Mas aqui fala um dilmólogo de primeira hora: Dilma tem um diferencial competitivo no terreno da linguagem ─ ela é proficiente num quinto nível de linguagem, o dilmês, do qual é usuária única.
Nessa condição, como Nelson para ela, Dilma é irreproduzível. Um desafio a quem experimentar conjugar o dilmês: ouça um único parágrafo de Dilma em qualquer discurso, sobre qualquer tema, mas não anote nada. Depois, tente transcrever fielmente, palavra por palavra, no papel, o que acha que ouviu. O resultado final ─ sempre mais fluente que o original, porque mediado por um raciocínio comum ─ estará a anos-luz do dilmês legítimo. Para confirmar, volte a ouvir a fala presidencial, sem intermediários, comparando-a agora com o texto que pretendeu registrá-la. Convença-se então de que o dilmês é indescritível, intranscritível, por qualquer outra mente.

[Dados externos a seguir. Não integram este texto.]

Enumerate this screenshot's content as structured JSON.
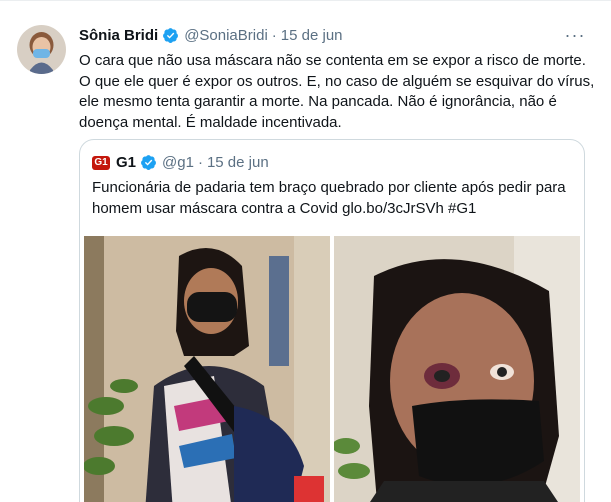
{
  "tweet": {
    "author_name": "Sônia Bridi",
    "author_handle": "@SoniaBridi",
    "separator": "·",
    "date": "15 de jun",
    "more_label": "···",
    "text_lines": [
      "O cara que não usa máscara não se contenta em se expor a risco de morte.",
      "O que ele quer é expor os outros. E, no caso de alguém se esquivar do vírus,",
      "ele mesmo tenta garantir a morte. Na pancada. Não é ignorância, não é",
      "doença mental. É maldade incentivada."
    ]
  },
  "quote": {
    "logo_text": "G1",
    "author_name": "G1",
    "author_handle": "@g1",
    "separator": "·",
    "date": "15 de jun",
    "text_lines": [
      "Funcionária de padaria tem braço quebrado por cliente após pedir para",
      "homem usar máscara contra a Covid glo.bo/3cJrSVh #G1"
    ]
  },
  "colors": {
    "verified": "#1da1f2",
    "secondary_text": "#5b7083",
    "g1_red": "#c4170c",
    "border": "#cfd9de"
  }
}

Daí porque o dilmês não se presta a transcrever nada do modo como foi dito por quem quer que seja ─ de Nelson Rodrigues a uma beneficiária do Bolsa Família no interior do Piauí. No universo da fala humana, o dilmês só responde e corresponde à mente de Dilma Rousseff.
Imagino Dilma reciclando duas das mais sintéticas e bem esculpidas frases de Nelson Rodrigues ─ ambas com apenas cinco palavras, um sujeito, um verbo, um artigo indefinido e um predicado:
“O brasileiro é um feriado”.
“O Marx é uma besta”.
Agora imagine o que Dilma faria, no discurso de inauguração de um dos estádios da Copa, com essas duas duplas de cinco palavrinhas cunhadas por seu novo guru de infância. Um esboço:
“Nelson Rodrigues, ele, um cronista famoso no que se refere à fama que ele teve como cronista, dizia que o brasileiro não falta ao trabalho nem no feriado porque ele próprio é um feriado”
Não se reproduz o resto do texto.